Kenya charts its own path in Somalia crisis.

By May 7, 2007

Kenya (MNN)– Peace is slipping from Somalia's grasp, and the violence there is beginning to  impact nearby Kenya. Somalian refugees are pouring into Kenya and setting up camps.

In an effort to bring things under control, Mogadishu's newly-sworn mayor asked residents of Somalia's capital to hand in their weapons and help the country's fragile interim government. Somalia's government cut a peace deal with rival tribal factions and their Ethiopian allies, and Islamist and clan-based insurgents, which ended some of the worst of the violence. 

Against that backdrop, Global Advance went ahead with a Frontline Shepherd's Conference last month in a remote part of eastern Kenya. There, GAM's Jonathon Shibley says they encountered a near-desperation level of spiritual hunger from 700 pastors. "There are pastors and networks of leaders who are strategizing for when it becomes safe to go back into Somalia. They are discipling and equipping future church planters there in the refugee camps." 

The United Nations Children's Fund estimates that $13.5 million (USD) are urgently needed to help hundreds of thousands of people who've been displaced by the renewed fighting in the Somali capital, Mogadishu. 
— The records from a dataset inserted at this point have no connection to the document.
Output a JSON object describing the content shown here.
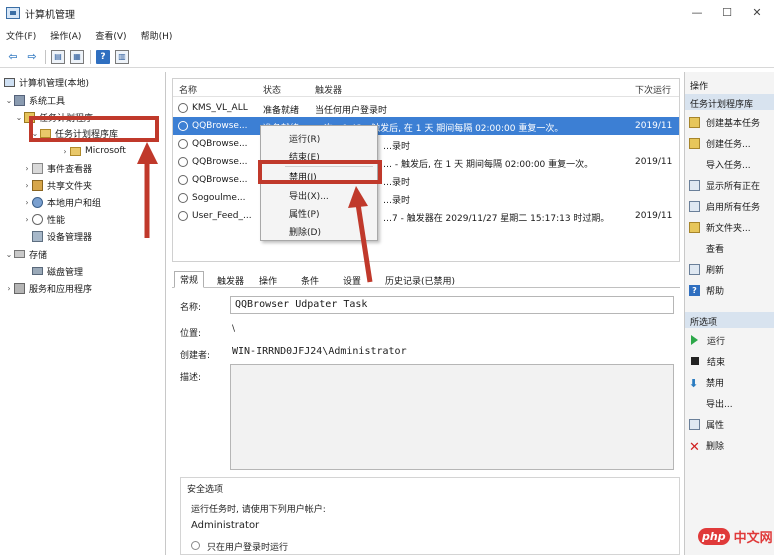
{
  "window": {
    "title": "计算机管理",
    "min": "—",
    "max": "☐",
    "close": "✕"
  },
  "menu": [
    "文件(F)",
    "操作(A)",
    "查看(V)",
    "帮助(H)"
  ],
  "tree": [
    {
      "label": "计算机管理(本地)",
      "icon": "computer-icon"
    },
    {
      "label": "系统工具",
      "icon": "tools-icon"
    },
    {
      "label": "任务计划程序",
      "icon": "task-scheduler-icon"
    },
    {
      "label": "任务计划程序库",
      "icon": "task-library-icon"
    },
    {
      "label": "Microsoft",
      "icon": "folder-icon"
    },
    {
      "label": "事件查看器",
      "icon": "event-viewer-icon"
    },
    {
      "label": "共享文件夹",
      "icon": "shared-folder-icon"
    },
    {
      "label": "本地用户和组",
      "icon": "users-icon"
    },
    {
      "label": "性能",
      "icon": "performance-icon"
    },
    {
      "label": "设备管理器",
      "icon": "device-manager-icon"
    },
    {
      "label": "存储",
      "icon": "storage-icon"
    },
    {
      "label": "磁盘管理",
      "icon": "disk-icon"
    },
    {
      "label": "服务和应用程序",
      "icon": "services-icon"
    }
  ],
  "list": {
    "headers": [
      "名称",
      "状态",
      "触发器",
      "下次运行"
    ],
    "rows": [
      {
        "name": "KMS_VL_ALL",
        "status": "准备就绪",
        "trigger": "当任何用户登录时",
        "next": ""
      },
      {
        "name": "QQBrowse...",
        "status": "准备就绪",
        "trigger": "…次…0:42 - 触发后, 在 1 天 期间每隔 02:00:00 重复一次。",
        "next": "2019/11"
      },
      {
        "name": "QQBrowse...",
        "status": "",
        "trigger": "…录时",
        "next": ""
      },
      {
        "name": "QQBrowse...",
        "status": "",
        "trigger": "… - 触发后, 在 1 天 期间每隔 02:00:00 重复一次。",
        "next": "2019/11"
      },
      {
        "name": "QQBrowse...",
        "status": "",
        "trigger": "…录时",
        "next": ""
      },
      {
        "name": "Sogoulme...",
        "status": "",
        "trigger": "…录时",
        "next": ""
      },
      {
        "name": "User_Feed_...",
        "status": "",
        "trigger": "…7 - 触发器在 2029/11/27 星期二 15:17:13 时过期。",
        "next": "2019/11"
      }
    ]
  },
  "context_menu": [
    "运行(R)",
    "结束(E)",
    "禁用(I)",
    "导出(X)...",
    "属性(P)",
    "删除(D)"
  ],
  "tabs": [
    "常规",
    "触发器",
    "操作",
    "条件",
    "设置",
    "历史记录(已禁用)"
  ],
  "detail": {
    "name_label": "名称:",
    "name_value": "QQBrowser Udpater Task",
    "location_label": "位置:",
    "location_value": "\\",
    "author_label": "创建者:",
    "author_value": "WIN-IRRND0JFJ24\\Administrator",
    "desc_label": "描述:",
    "security_title": "安全选项",
    "security_prompt": "运行任务时, 请使用下列用户帐户:",
    "security_user": "Administrator",
    "security_radio": "只在用户登录时运行"
  },
  "actions": {
    "head1": "操作",
    "head2": "任务计划程序库",
    "items1": [
      {
        "label": "创建基本任务",
        "icon": "create-basic-task-icon"
      },
      {
        "label": "创建任务...",
        "icon": "create-task-icon"
      },
      {
        "label": "导入任务...",
        "icon": "import-task-icon"
      },
      {
        "label": "显示所有正在",
        "icon": "show-running-icon"
      },
      {
        "label": "启用所有任务",
        "icon": "enable-history-icon"
      },
      {
        "label": "新文件夹...",
        "icon": "new-folder-icon"
      },
      {
        "label": "查看",
        "icon": "view-icon"
      },
      {
        "label": "刷新",
        "icon": "refresh-icon"
      },
      {
        "label": "帮助",
        "icon": "help-icon"
      }
    ],
    "head3": "所选项",
    "items2": [
      {
        "label": "运行",
        "icon": "run-icon"
      },
      {
        "label": "结束",
        "icon": "end-icon"
      },
      {
        "label": "禁用",
        "icon": "disable-icon"
      },
      {
        "label": "导出...",
        "icon": "export-icon"
      },
      {
        "label": "属性",
        "icon": "properties-icon"
      },
      {
        "label": "删除",
        "icon": "delete-icon"
      }
    ]
  },
  "watermark": {
    "logo": "php",
    "text": "中文网"
  }
}
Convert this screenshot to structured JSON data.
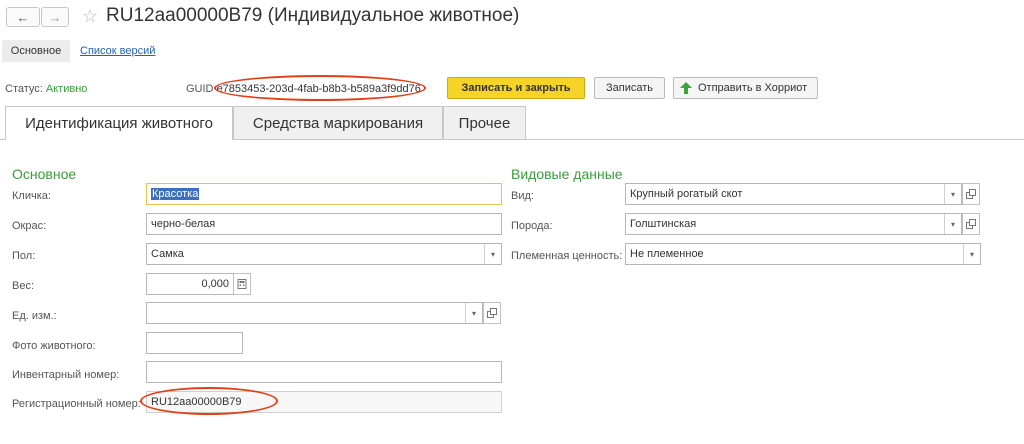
{
  "header": {
    "back_glyph": "←",
    "forward_glyph": "→",
    "star_glyph": "☆",
    "title": "RU12aa00000B79 (Индивидуальное животное)"
  },
  "subnav": {
    "main": "Основное",
    "versions": "Список версий"
  },
  "status": {
    "label": "Статус:",
    "value": "Активно"
  },
  "guid": {
    "label": "GUID",
    "value": "e7853453-203d-4fab-b8b3-b589a3f9dd76"
  },
  "toolbar": {
    "save_close": "Записать и закрыть",
    "save": "Записать",
    "send_label": "Отправить в Хорриот"
  },
  "tabs": [
    "Идентификация животного",
    "Средства маркирования",
    "Прочее"
  ],
  "left_section": {
    "title": "Основное",
    "nickname": {
      "label": "Кличка:",
      "value": "Красотка"
    },
    "color": {
      "label": "Окрас:",
      "value": "черно-белая"
    },
    "sex": {
      "label": "Пол:",
      "value": "Самка"
    },
    "weight": {
      "label": "Вес:",
      "value": "0,000"
    },
    "unit": {
      "label": "Ед. изм.:",
      "value": ""
    },
    "photo": {
      "label": "Фото животного:",
      "value": ""
    },
    "inventory": {
      "label": "Инвентарный номер:",
      "value": ""
    },
    "registration": {
      "label": "Регистрационный номер:",
      "value": "RU12aa00000B79"
    }
  },
  "right_section": {
    "title": "Видовые данные",
    "species": {
      "label": "Вид:",
      "value": "Крупный рогатый скот"
    },
    "breed": {
      "label": "Порода:",
      "value": "Голштинская"
    },
    "pedigree": {
      "label": "Племенная ценность:",
      "value": "Не племенное"
    }
  },
  "colors": {
    "accent_green": "#3a9d3a",
    "primary_button": "#f5d327",
    "annotation_oval": "#e0401a"
  }
}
But the story isn't all bad. As the hopes for peace build and borders open again, the diaspora-effect on the church will be seen. Shibley says their training will go a long way toward mobilization. "We really want to help raise up Kenyan pastors who have a cross-cultural burden to go into Somalia as missionaries, to plant new churches, to help re-evangelize, and to encourage brothers and sisters in the Lord who have just gone through heartache and destruction."